While the government has permitted functioning of some industrial activities from April 20, sectors such retail would continue to remain under pressure. Besides the extended lockdown where malls/stores would remain closed till May 3 and thereby hurt sales, a likely change in consumer behaviour could also hurt retailers’ business.
These concerns are also reflecting in the stock prices of major retailers such as Titan, Trent, Aditya Birla Fashion & Retail (ABFRL), V-Mart, Bata and Page Industries, among others, which have underperformed the Nifty Consumption index in recent times. While stocks of retailers are down up to 36 per cent over the last month, the latter has remained almost flat during the same period. For Future Retail and Future Lifestyle Fashions, their stocks have plunged by 59-69 per cent due to concern over pledged shares of promoters.

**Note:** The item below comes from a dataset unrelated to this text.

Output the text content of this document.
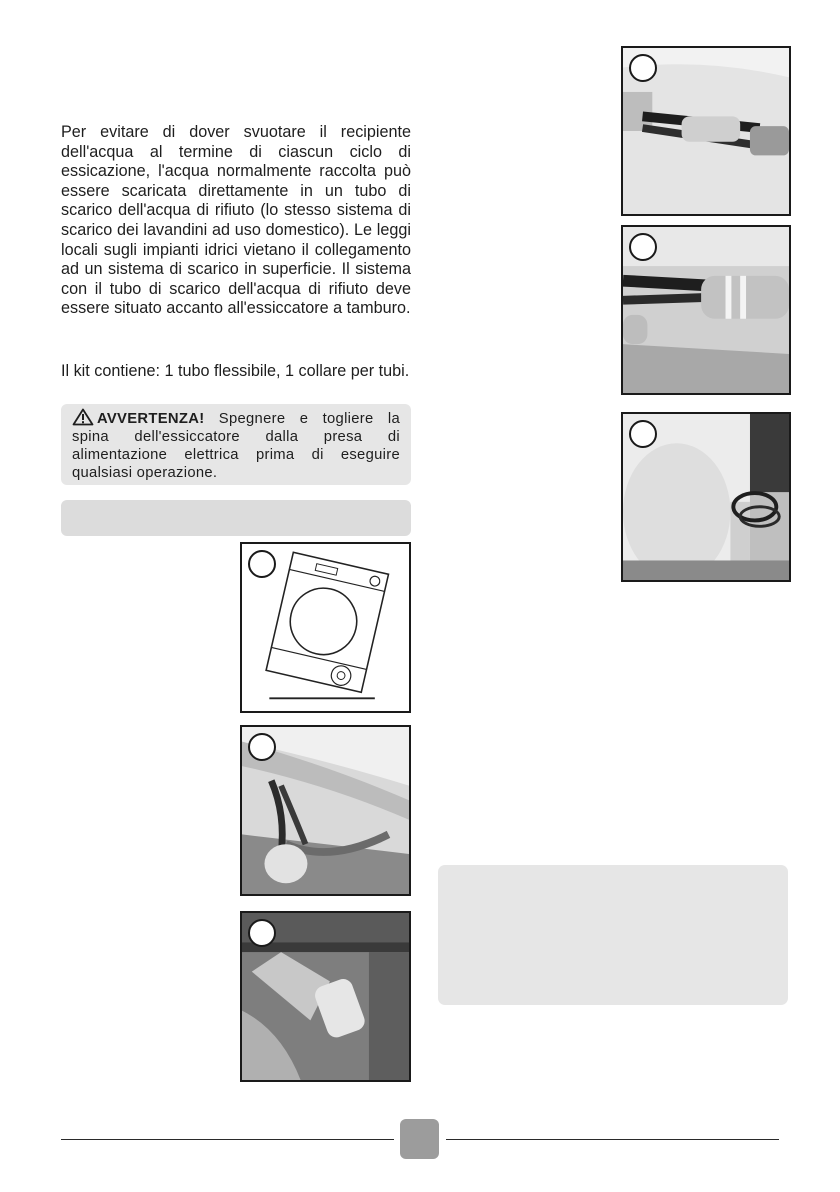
Per evitare di dover svuotare il recipiente dell'acqua al termine di ciascun ciclo di essicazione, l'acqua normalmente raccolta può essere scaricata direttamente in un tubo di scarico dell'acqua di rifiuto (lo stesso sistema di scarico dei lavandini ad uso domestico). Le leggi locali sugli impianti idrici vietano il collegamento ad un sistema di scarico in superficie. Il sistema con il tubo di scarico dell'acqua di rifiuto deve essere situato accanto all'essiccatore a tamburo.

Il kit contiene: 1 tubo flessibile, 1 collare per tubi.

AVVERTENZA! Spegnere e togliere la spina dell'essiccatore dalla presa di alimentazione elettrica prima di eseguire qualsiasi operazione.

Analysts say, a change in consumer behaviour such as avoiding crowded places, cash conservation, limiting discretionary spending, increased preference to online channels, etc. would continue even six months after the lockdown is lifted. This would keep a lid on retailers business. However, the degree of top-line impact would vary depending upon the nature of items the companies deal with. For instance, Edelweiss Securities have lowered their FY21 revenue estimates by 4-7 per cent for food and grocery retailers such as Avenue Supermarts given its presence in essential items, while it is sharper (16-24 per cent) for many others.
Top-line pressure along with higher component of fixed cost would in turn hurt the operating profitability and overall earnings.
According to Emkay Research, “Retailers are the most impacted due to the loss of sales and a high fixed-cost structure.” The domestic brokerage has lowered its FY21 earnings estimate for by 15-40 per cent for the retail companies in its coverage.
While some analysts believe large companies may negotiate lease rentals, the extent of negotiation in the current situation would be interesting to watch. Muted operating performance would hit companies such as ABFRL and Future Retail the most given their high leverage. Analysts at Edelweiss Securities recommend to avoid these stocks.
Thus, companies’ strategy in terms of distribution (online is just up 10-11 per cent) and pricing, to recover the sales post lockdown would be crucial. Any measures by the government to enhance income levels of individuals, through tax cuts, etc, could provide fresh trigger for this sector.